Improving Customer Service in the State-Run Banks
Papia Ghosh Dastidar, 63, has been visiting a branch of Punjab National Bank for several weeks in the recent past, trying to submit her mother’s death certificate and claim the amount left in her savings bank account as the nominee.
Every day, she has to stand in queue for hours and the amount still hasn’t been transferred to her.
“I am a senior citizen myself. Standing in a queue for so long and repeatedly coming back is too difficult for me,” said Dastidar, a resident of Kolkata. The situation is no different in cities such as Bengaluru, Mumbai, and New Delhi.

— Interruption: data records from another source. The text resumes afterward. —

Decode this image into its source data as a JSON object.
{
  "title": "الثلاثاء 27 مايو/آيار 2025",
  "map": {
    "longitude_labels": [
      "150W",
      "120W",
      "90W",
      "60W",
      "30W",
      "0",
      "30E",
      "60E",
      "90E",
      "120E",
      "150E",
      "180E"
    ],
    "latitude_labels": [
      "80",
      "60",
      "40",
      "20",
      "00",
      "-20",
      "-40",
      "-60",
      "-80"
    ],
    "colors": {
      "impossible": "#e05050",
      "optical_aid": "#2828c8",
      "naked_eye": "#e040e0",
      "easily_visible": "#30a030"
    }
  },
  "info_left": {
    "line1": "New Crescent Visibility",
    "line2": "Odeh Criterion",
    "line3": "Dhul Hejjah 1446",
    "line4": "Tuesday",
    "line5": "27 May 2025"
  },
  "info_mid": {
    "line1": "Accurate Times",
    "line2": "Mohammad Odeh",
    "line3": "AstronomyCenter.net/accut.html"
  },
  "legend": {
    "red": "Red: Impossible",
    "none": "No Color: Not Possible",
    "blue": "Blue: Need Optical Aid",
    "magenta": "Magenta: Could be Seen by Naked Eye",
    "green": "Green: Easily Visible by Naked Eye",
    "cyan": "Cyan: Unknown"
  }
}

This was something that I read in an article on money control, “Stalled recruitment in state-run banks leading to poor customer service, employee churn.“
Customer service is deteriorating in many branches of public sector banks, and some of the key reasons are:
- There just aren’t enough employees staffing them. There is hardly one employee for every 1000 customers in most public sector banks
- Unhappy employees are leaving public sector banks in search of better opportunities. There is very little work-life balance
- State-owned banks have scaled back recruitments. There has hardly been any active recruitment in the past five years. Besides, in the early 1990s, employment was frozen for ten years, and many of those who joined before the 1990s are retiring now
- Public sector banks (PSBs) have to continue with several branches, especially in remote rural areas, even if there is zero profit from those branches
- Employees have to work beyond regular hours, and they have to extend their responsibilities beyond their assigned roles
- Sudden rise in the number of customers due to financial inclusion schemes such as Pradhan Mantri Jan Dhan Yojana (PMJDY), which has benefitted over 455 million people, giving them a basic savings bank account and access to other services
Many customers are moving from PSBs to private banks as they offer better customer service and easier transactions online – web and mobile.
How do PSBs continue to retain their existing customers and attract more customers?
What do PSBs need to do?
Most PSBs have core banking solutions, but they make it difficult for customers to access Internet banking. That process will have to be made accessible so that 20 to 30% of the customer transactions can happen online.
Besides, have kiosks at every physical branch to handle transactional tasks like deposits, withdrawals, statement printing, balance inquiry, cheque book requests, and cheque clearances.
This would mean that about 50% to 60% of the queries would be addressed by the online and kiosk facility.
PSBs need to invest in a cloud-based contact center platform and staff them with agents who are conversant in local languages and English. Besides, have a custom IVR that has the options people from a particular region need and direct the calls to the appropriate departments for faster resolutions.
Ensure that the contact center is integrated with your core banking solution and the customer records. So, whenever the customer reaches out to agents, they should be able to access all information related to the customers and provide the best possible experience for them.
Promote the numbers for customers to reach, and the agents should be able to guide them with even complex problems like the one that Dastidar faces.
This would considerably bring down the load on the staff in physical branches and would result in better customer satisfaction.
Public Sector Banks will have to adopt technology to address the customer service challenges they face today.
This is the most accessible and feasible solution as the technology investments won’t jack up the costs compared to increasing the number of resources. Besides, it would help address customer challenges better, providing much-needed peace of mind and a work-life balance for the existing employees of PSBs.
It is time to extend technology beyond the core-banking solutions and build customer experience as a part of PSBs DNA.